AUTORES
- Pilar Ainara Cea Vaquero. Grado en Medicina, Zaragoza, España.
- Francisco Javier Mancebón Sierra. Grado en Medicina, Zaragoza, España.
CARTA AL EDITOR
La detección temprana de errores de medicación es fundamental para garantizar la seguridad del paciente, especialmente en las Unidades de Cuidados Intensivos (UCI). Sin embargo, identificar y prevenir estos errores no siempre es sencillo, ya que requiere herramientas robustas, equipos capacitados y un compromiso institucional con la mejora continua.
A lo largo de los años, se han desarrollado diversas herramientas para abordar este problema, desde sistemas computarizados de prescripción electrónica hasta criterios explícitos como STOPP/START. Estas herramientas ofrecen un enfoque estructurado para identificar errores, como la prescripción potencialmente inadecuada (PPI) o la omisión de medicamentos necesarios (PPO). A pesar de sus ventajas, su implementación en la práctica clínica ha enfrentado varios obstáculos.
Por un lado, los sistemas de prescripción electrónica, aunque eficaces para reducir errores de transcripción y dosis, a menudo generan alertas excesivas, lo que puede llevar a la «fatiga de alerta» entre los profesionales. Además, la falta de interoperabilidad entre diferentes sistemas dificulta su adopción en hospitales con infraestructura tecnológica variada. Por otro lado, herramientas como los criterios STOPP/START requieren capacitación especializada y una integración cuidadosa en los flujos de trabajo clínicos para ser efectivas.

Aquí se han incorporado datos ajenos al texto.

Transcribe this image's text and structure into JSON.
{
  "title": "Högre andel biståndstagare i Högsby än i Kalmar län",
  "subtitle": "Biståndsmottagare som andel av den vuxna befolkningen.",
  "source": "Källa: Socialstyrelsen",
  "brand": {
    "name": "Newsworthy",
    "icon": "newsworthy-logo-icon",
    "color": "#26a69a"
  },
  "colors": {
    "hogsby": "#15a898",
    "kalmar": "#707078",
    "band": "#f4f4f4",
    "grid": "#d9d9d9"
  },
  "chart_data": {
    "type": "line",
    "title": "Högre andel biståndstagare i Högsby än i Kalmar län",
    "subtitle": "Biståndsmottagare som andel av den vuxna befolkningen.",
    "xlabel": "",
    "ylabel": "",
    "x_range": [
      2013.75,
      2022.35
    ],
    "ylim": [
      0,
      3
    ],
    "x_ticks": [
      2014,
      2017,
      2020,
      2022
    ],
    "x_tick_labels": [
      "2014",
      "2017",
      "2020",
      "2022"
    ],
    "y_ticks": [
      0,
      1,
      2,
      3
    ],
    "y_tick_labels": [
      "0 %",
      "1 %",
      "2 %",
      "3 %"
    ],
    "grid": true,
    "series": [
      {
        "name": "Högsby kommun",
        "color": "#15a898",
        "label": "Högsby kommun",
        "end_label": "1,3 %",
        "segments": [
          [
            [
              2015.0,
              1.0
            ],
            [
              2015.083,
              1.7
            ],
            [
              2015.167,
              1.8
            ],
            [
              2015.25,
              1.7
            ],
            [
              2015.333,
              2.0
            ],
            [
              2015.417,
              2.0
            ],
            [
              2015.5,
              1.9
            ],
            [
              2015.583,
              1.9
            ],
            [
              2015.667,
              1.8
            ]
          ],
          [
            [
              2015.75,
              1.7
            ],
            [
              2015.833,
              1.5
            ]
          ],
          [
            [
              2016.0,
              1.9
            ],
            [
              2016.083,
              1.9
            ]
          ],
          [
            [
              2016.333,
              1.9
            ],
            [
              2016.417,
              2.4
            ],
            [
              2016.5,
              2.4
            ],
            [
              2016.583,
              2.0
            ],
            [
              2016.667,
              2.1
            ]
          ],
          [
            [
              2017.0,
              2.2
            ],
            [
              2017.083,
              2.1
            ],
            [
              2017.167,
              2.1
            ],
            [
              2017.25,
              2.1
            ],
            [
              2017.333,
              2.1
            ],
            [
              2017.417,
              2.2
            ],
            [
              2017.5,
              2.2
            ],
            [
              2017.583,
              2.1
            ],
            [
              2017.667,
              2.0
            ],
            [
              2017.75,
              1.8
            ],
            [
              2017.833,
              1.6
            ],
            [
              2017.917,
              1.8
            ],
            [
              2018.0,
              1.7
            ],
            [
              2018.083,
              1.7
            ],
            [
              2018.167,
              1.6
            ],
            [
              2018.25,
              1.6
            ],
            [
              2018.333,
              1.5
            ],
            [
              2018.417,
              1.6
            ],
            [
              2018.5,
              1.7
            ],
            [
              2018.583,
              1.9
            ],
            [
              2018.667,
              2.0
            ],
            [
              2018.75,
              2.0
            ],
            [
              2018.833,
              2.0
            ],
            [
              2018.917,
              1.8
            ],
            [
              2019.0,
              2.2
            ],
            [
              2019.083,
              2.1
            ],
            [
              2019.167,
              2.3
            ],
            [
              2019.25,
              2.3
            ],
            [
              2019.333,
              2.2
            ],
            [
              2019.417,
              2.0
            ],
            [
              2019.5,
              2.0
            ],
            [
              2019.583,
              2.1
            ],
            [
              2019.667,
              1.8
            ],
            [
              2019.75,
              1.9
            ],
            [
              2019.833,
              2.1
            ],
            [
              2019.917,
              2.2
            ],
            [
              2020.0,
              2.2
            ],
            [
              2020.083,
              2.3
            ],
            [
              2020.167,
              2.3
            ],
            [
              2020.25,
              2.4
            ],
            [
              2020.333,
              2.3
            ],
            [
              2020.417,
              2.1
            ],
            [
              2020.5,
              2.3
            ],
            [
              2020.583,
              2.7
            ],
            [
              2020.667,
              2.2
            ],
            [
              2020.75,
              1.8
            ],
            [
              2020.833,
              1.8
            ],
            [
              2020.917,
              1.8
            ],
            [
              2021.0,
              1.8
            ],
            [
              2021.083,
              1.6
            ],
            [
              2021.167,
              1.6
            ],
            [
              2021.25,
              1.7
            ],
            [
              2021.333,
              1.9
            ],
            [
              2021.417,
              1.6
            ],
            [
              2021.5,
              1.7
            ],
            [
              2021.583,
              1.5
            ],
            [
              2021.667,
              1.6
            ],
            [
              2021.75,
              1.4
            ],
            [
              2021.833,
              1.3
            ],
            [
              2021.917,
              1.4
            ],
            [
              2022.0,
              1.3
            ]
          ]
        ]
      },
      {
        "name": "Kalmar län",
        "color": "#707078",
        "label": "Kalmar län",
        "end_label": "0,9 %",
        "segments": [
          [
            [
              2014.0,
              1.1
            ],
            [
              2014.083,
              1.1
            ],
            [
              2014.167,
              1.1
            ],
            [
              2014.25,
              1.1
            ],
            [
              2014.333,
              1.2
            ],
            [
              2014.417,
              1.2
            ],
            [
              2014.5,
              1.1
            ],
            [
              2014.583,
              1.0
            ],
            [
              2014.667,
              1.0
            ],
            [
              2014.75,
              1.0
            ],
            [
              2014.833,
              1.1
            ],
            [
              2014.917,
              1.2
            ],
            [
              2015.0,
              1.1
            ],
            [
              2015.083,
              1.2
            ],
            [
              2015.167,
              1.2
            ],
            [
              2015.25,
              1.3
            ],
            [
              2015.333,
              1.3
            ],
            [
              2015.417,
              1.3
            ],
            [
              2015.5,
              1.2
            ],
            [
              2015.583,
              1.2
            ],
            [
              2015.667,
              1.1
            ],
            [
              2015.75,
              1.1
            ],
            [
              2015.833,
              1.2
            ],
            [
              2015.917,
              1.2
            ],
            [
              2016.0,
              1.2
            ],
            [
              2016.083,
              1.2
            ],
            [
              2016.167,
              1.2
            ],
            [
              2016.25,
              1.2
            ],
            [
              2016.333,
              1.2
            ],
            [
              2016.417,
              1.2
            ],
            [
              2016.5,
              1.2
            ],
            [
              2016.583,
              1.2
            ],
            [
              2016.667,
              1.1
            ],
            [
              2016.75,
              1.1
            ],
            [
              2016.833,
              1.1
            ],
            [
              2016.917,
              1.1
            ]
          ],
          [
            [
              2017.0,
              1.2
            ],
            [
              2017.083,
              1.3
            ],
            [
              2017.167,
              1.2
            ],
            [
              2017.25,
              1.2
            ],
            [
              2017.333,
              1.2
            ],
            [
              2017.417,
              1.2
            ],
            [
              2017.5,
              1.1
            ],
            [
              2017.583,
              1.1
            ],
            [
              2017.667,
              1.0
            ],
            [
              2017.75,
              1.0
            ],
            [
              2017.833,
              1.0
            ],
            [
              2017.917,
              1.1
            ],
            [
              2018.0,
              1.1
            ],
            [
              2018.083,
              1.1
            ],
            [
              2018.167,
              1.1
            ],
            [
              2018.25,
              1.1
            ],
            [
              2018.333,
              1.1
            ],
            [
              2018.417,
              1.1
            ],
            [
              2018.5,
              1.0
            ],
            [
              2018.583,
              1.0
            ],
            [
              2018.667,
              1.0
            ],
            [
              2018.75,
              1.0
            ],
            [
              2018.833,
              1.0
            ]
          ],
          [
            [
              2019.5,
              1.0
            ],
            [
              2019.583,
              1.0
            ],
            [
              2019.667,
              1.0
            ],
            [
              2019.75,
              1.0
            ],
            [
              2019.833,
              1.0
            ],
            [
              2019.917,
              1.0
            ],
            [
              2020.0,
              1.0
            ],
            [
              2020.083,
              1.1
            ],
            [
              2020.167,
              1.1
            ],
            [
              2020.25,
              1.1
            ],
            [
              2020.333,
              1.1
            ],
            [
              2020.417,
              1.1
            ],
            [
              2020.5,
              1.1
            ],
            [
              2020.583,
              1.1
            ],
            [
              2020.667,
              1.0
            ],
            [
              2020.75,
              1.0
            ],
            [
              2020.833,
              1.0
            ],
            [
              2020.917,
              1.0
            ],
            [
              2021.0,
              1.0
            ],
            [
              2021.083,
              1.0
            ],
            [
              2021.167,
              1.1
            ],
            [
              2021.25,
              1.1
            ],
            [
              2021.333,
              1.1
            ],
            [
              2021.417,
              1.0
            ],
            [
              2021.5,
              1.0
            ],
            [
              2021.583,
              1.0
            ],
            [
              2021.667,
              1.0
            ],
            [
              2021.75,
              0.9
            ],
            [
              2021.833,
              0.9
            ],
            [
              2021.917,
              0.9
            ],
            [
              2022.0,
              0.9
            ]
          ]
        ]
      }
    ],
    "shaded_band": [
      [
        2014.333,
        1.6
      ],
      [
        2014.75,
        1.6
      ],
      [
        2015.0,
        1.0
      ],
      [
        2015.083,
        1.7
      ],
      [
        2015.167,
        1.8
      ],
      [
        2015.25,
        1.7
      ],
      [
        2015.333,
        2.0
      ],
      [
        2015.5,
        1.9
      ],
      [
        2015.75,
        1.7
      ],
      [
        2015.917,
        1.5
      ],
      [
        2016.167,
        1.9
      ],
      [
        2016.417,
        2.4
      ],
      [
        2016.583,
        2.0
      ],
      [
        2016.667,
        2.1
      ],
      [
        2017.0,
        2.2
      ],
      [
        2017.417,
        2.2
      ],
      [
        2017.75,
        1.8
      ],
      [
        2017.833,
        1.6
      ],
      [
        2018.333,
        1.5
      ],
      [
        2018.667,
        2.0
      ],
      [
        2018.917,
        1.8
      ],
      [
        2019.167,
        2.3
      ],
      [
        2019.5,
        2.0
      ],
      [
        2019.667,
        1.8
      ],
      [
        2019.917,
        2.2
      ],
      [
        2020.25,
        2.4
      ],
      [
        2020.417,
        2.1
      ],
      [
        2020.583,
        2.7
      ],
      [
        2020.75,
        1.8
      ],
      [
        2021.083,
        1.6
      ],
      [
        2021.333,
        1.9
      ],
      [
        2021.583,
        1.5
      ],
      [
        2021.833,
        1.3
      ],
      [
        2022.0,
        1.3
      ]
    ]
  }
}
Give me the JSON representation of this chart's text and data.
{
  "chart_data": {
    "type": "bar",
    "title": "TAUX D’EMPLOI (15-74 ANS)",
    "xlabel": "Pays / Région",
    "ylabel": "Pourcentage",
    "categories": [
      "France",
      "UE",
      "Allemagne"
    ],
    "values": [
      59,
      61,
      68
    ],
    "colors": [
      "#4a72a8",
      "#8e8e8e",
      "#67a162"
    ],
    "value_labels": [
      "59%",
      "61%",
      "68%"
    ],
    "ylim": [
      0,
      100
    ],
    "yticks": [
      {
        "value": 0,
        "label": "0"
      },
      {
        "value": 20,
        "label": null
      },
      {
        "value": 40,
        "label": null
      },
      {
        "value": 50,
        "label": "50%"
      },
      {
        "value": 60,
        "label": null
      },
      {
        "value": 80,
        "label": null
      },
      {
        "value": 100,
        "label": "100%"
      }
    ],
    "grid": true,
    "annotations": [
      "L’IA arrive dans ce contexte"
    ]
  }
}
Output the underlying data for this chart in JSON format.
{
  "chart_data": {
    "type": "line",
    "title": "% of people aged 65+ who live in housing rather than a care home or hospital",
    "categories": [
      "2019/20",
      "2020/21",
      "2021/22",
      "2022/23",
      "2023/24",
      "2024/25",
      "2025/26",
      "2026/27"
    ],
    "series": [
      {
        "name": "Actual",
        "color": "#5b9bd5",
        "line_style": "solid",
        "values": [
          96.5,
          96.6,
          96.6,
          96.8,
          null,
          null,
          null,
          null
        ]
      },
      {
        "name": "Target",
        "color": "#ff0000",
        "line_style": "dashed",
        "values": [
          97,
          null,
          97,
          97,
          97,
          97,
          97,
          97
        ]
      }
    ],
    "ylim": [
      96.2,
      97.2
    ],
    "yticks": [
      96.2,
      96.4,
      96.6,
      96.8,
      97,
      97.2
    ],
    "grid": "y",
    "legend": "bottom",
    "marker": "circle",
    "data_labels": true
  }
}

Para maximizar el impacto de estas herramientas, es fundamental invertir en la formación del personal y en la optimización de los sistemas tecnológicos. Esto incluye ajustar las configuraciones de alerta para minimizar interrupciones innecesarias, fomentar la participación de los equipos clínicos en el diseño de las herramientas y garantizar que estas se adapten a las necesidades específicas de cada unidad.
Además, es crucial complementar el uso de herramientas con estrategias organizativas, como auditorías regulares, reuniones interdisciplinarias para revisar casos complejos y la creación de protocolos claros para el manejo de medicamentos de alto riesgo. Estas medidas no solo ayudan a prevenir errores, sino que también fomentan una cultura de aprendizaje y mejora continua.
En última instancia, la detección de errores no debe verse como un fin en sí mismo, sino como una oportunidad para mejorar la calidad de la atención y la seguridad del paciente. Insto a los responsables de las políticas de salud y a los profesionales clínicos a colaborar en el desarrollo de soluciones innovadoras y sostenibles que permitan aprovechar al máximo el potencial de estas herramientas1.
BIBLIOGRAFÍA
- Castro RDNSD, Aguiar LBD, Volpe CRG, Silva CMDS, Silva ICRD, Stival MM et al. Determining Medication Errors in an Adult Intensive Care Unit. Int J Environ Res Public Health. 2023;20(18).